Ja, ein österreichischer Adliger (1727–1789). Die Geister-in-Gläsern-Geschichte ist mit späteren gedruckten Berichten verbunden anstatt zeitgenössischen Laboraufzeichnungen.

Was genau waren die ‘zehn Geister’?
Ein Satz glasgebundener Entitäten (König, Königin, Ritter, Mönch, Seraph, Nonne, Bergmann, Architekt, plus zwei ‘farbige’ Geister), die angeblich wachsen und während Ritualen ‘reagieren’.

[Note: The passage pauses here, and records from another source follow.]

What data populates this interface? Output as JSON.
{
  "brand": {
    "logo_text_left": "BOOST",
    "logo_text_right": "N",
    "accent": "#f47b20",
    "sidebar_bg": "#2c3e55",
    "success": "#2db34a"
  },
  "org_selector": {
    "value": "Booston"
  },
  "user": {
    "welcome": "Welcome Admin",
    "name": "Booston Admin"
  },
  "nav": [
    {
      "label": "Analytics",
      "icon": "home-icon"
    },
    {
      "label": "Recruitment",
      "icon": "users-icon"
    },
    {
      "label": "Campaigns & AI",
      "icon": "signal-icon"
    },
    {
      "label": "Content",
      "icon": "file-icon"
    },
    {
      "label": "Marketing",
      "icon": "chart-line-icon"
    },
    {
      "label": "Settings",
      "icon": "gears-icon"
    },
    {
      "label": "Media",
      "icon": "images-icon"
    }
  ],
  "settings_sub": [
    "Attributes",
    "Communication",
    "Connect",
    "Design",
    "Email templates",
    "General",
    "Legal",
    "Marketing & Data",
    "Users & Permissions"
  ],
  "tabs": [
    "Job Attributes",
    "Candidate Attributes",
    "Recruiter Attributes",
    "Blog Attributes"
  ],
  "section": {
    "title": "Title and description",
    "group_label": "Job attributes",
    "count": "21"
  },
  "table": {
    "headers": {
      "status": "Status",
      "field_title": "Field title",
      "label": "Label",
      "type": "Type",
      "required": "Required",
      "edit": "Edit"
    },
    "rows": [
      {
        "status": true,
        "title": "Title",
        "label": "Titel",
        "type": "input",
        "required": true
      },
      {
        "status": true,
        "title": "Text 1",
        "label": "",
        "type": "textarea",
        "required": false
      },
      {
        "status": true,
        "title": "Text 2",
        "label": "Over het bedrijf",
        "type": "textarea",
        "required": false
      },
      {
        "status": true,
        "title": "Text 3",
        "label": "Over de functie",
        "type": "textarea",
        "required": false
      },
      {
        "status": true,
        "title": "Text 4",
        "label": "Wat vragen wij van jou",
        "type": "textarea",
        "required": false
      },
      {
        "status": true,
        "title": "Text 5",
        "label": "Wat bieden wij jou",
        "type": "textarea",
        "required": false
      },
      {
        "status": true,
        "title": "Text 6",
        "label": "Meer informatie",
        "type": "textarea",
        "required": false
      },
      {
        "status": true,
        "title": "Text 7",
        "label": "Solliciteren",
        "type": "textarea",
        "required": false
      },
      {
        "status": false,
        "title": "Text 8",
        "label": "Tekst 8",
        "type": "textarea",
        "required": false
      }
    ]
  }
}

Enthielten die Gläser Weihwasser und Siegel?
Berichte sagen eine klare Flüssigkeit (oft als Weihwasser angenommen) und versiegelte Ochsenblase/Siegel-Stopper, Details typisch für esoterische Narrative.

Wie passt Abbé Geloni hinein?
Er wird als der italienische Kleriker-Alchemist porträtiert, der die theurgischen Operationen und okkulten Demonstrationen leitete.

Warum Freimaurerei?
Die Legende platziert ausgewählte Vorführungen vor Logenbrüdern und spiegelt die Überlappung des 18. Jahrhunderts zwischen aufklärerischer Geselligkeit und esoterischer Neugier wider.

Gibt es ein Pop-Kultur-Echo davon?
Ja, Bride of Frankensteins Dr. Pretorius und seine winzigen Flaschenmenschen spiegeln das Motiv wider.

Kann ich die Kulisse heute erkunden?
Schloss Greillenstein ist für Besucher geöffnet und veranstaltet Geistertouren, die auf seine Legenden verweisen.